NanoFaMTEB-v2 / nq_fa
Overview
nq_fa is a Persian Natural Questions-style passage retrieval task in NanoFaMTEB-v2. The queries are short factual questions, and the documents are Persian encyclopedia-style passages.
This task evaluates open-domain factual retrieval in Persian. Compared with many-positive web passage tasks, nq_fa usually has only one positive passage per query, so the model must identify the specific passage that answers the question rather than relying on broad topical coverage.
Details
What the Original Data Measures
FaMTEB includes translated and Persian retrieval datasets to evaluate text embeddings beyond English. nq_fa uses MCINext/NQ_FA_test_top_250_only_w_correct-v2, a Persian Natural Questions-style hard-negative dataset under the MTEB retrieval setup.
Natural Questions-style retrieval measures whether a system can find answer-bearing passages for factual questions derived from real search behavior. In this Persian split, the target documents are compact encyclopedia passages, and hard negatives often share entities or topical vocabulary with the correct answer.
Observed Data Profile
This Nano split contains 200 queries, 10,000 documents, and 251 positive qrels. Queries have 1.25 positives on average, with a minimum of 1, a median of 1.0, and a maximum of 3. There are 48 multi-positive queries, or 24.0% of the split. Queries average 46.72 characters, and documents average 556.82 characters.

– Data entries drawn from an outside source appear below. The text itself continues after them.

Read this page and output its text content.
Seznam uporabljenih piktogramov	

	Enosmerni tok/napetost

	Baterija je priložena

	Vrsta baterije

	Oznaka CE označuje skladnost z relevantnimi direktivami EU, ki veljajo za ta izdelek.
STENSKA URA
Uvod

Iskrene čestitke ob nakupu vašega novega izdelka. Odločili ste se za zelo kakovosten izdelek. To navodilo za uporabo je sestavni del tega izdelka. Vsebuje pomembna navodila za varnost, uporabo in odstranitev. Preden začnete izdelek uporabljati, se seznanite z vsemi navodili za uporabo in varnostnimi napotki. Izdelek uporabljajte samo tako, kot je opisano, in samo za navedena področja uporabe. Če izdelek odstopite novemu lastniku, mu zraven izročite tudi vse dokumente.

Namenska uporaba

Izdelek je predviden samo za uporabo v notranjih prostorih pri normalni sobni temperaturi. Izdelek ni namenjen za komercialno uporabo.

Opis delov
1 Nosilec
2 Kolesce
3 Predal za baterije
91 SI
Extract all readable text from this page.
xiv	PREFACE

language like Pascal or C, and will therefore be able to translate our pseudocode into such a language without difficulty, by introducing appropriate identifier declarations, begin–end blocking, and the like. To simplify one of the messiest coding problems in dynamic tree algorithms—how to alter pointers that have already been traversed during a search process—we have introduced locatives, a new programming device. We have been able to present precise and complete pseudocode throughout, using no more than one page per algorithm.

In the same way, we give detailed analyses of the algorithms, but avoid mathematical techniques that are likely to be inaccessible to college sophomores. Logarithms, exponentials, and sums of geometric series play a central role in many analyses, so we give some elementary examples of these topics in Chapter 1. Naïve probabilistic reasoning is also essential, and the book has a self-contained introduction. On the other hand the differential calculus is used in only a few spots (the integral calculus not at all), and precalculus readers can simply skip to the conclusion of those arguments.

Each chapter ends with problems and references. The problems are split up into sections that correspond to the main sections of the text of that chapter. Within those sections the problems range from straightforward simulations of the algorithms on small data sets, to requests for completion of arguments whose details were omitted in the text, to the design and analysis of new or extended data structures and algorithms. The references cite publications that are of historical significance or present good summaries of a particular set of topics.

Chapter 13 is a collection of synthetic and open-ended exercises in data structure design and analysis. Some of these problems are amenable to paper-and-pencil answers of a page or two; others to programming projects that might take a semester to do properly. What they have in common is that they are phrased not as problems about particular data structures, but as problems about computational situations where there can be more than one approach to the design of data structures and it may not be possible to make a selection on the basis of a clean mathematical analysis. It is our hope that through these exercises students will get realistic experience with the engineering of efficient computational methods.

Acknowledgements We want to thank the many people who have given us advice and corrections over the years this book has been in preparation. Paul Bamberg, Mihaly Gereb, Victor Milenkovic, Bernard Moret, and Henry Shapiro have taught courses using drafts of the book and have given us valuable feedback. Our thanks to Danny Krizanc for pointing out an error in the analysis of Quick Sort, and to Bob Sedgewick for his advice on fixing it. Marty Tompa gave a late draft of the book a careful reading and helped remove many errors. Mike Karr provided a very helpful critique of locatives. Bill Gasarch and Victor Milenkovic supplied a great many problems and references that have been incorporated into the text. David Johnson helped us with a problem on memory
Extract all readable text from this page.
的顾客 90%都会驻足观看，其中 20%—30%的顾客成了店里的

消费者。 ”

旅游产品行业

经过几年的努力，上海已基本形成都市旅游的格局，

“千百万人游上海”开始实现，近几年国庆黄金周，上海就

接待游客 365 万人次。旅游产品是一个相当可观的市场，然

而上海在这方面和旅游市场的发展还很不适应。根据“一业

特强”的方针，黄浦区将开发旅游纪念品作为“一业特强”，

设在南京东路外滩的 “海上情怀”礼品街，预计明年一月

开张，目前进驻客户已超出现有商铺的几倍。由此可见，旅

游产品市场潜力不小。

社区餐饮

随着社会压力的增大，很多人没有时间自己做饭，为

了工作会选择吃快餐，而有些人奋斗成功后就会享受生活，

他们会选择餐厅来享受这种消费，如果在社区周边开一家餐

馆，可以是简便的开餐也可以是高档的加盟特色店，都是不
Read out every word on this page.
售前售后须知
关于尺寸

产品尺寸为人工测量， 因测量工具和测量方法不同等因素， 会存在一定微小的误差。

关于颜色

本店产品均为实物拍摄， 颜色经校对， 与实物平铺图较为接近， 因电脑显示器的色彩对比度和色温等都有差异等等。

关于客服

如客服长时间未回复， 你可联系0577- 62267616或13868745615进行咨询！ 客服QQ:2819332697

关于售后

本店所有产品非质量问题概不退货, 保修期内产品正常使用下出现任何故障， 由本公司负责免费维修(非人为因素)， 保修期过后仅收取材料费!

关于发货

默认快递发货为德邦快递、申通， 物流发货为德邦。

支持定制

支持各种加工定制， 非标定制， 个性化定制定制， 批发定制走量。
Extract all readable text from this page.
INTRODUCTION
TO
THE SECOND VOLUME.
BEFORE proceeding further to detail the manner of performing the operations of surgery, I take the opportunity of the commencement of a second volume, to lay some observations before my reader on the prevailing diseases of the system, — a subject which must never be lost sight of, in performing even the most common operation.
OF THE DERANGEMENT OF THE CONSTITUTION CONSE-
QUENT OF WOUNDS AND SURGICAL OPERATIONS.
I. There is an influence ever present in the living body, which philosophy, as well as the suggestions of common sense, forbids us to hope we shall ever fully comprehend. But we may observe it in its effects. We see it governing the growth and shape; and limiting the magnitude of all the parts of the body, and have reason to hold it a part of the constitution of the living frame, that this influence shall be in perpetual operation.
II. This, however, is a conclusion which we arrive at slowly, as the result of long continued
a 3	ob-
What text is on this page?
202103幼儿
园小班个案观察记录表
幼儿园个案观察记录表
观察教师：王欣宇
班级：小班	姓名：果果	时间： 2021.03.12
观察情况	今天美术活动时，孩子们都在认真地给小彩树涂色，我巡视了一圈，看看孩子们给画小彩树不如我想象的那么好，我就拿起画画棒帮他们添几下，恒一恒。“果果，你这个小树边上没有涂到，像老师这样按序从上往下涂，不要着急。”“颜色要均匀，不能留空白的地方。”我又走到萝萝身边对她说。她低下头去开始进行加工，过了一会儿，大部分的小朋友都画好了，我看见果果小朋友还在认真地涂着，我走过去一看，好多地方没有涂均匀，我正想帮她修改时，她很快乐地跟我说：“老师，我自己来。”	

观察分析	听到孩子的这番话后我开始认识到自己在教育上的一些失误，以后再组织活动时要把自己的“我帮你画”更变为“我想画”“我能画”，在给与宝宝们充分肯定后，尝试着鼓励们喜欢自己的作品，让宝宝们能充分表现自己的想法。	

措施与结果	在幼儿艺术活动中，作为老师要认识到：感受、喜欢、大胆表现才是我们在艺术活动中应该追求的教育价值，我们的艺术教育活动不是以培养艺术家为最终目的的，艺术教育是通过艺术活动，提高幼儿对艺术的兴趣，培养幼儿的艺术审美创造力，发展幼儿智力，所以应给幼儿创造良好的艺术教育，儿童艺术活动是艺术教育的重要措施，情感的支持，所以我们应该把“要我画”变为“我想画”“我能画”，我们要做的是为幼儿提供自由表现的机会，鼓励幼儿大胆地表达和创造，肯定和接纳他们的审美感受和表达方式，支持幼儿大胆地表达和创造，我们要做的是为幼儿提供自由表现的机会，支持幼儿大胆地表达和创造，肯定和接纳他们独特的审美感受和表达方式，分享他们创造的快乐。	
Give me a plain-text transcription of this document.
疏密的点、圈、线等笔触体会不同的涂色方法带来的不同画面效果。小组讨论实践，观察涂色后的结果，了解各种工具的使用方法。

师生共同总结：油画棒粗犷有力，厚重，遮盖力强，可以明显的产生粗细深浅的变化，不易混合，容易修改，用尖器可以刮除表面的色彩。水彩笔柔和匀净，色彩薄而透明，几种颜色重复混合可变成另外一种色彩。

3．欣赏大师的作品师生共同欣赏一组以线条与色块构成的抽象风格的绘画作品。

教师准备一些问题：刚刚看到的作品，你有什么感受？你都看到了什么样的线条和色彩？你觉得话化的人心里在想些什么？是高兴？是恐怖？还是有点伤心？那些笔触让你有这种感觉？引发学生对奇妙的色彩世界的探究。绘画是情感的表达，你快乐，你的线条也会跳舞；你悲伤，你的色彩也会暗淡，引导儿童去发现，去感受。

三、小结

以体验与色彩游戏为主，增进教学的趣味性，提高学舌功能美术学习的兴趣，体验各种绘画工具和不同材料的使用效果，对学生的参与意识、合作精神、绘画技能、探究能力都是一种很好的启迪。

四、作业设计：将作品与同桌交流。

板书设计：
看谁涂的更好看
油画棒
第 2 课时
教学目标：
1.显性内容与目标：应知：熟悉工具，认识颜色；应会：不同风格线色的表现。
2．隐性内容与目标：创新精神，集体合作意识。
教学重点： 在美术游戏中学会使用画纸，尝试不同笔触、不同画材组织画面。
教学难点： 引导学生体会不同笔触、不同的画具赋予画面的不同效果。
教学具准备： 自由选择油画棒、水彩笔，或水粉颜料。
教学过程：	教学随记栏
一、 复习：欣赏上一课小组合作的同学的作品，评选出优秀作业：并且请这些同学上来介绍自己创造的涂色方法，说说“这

Observed examples ask about television show judges, release timing, amusement-park ride closure dates, actors in a sitcom, and the number of national parks in India. Positive documents are concise passages about the relevant program, attraction, actor, list, or entity.
BM25 Evaluation Profile
BM25 reaches nDCG@10 of 0.4470, hit@10 of 0.7000, and recall@100 of 0.9363 with a top-500 candidate pool. This profile shows strong lexical candidate coverage but weaker top-10 ordering.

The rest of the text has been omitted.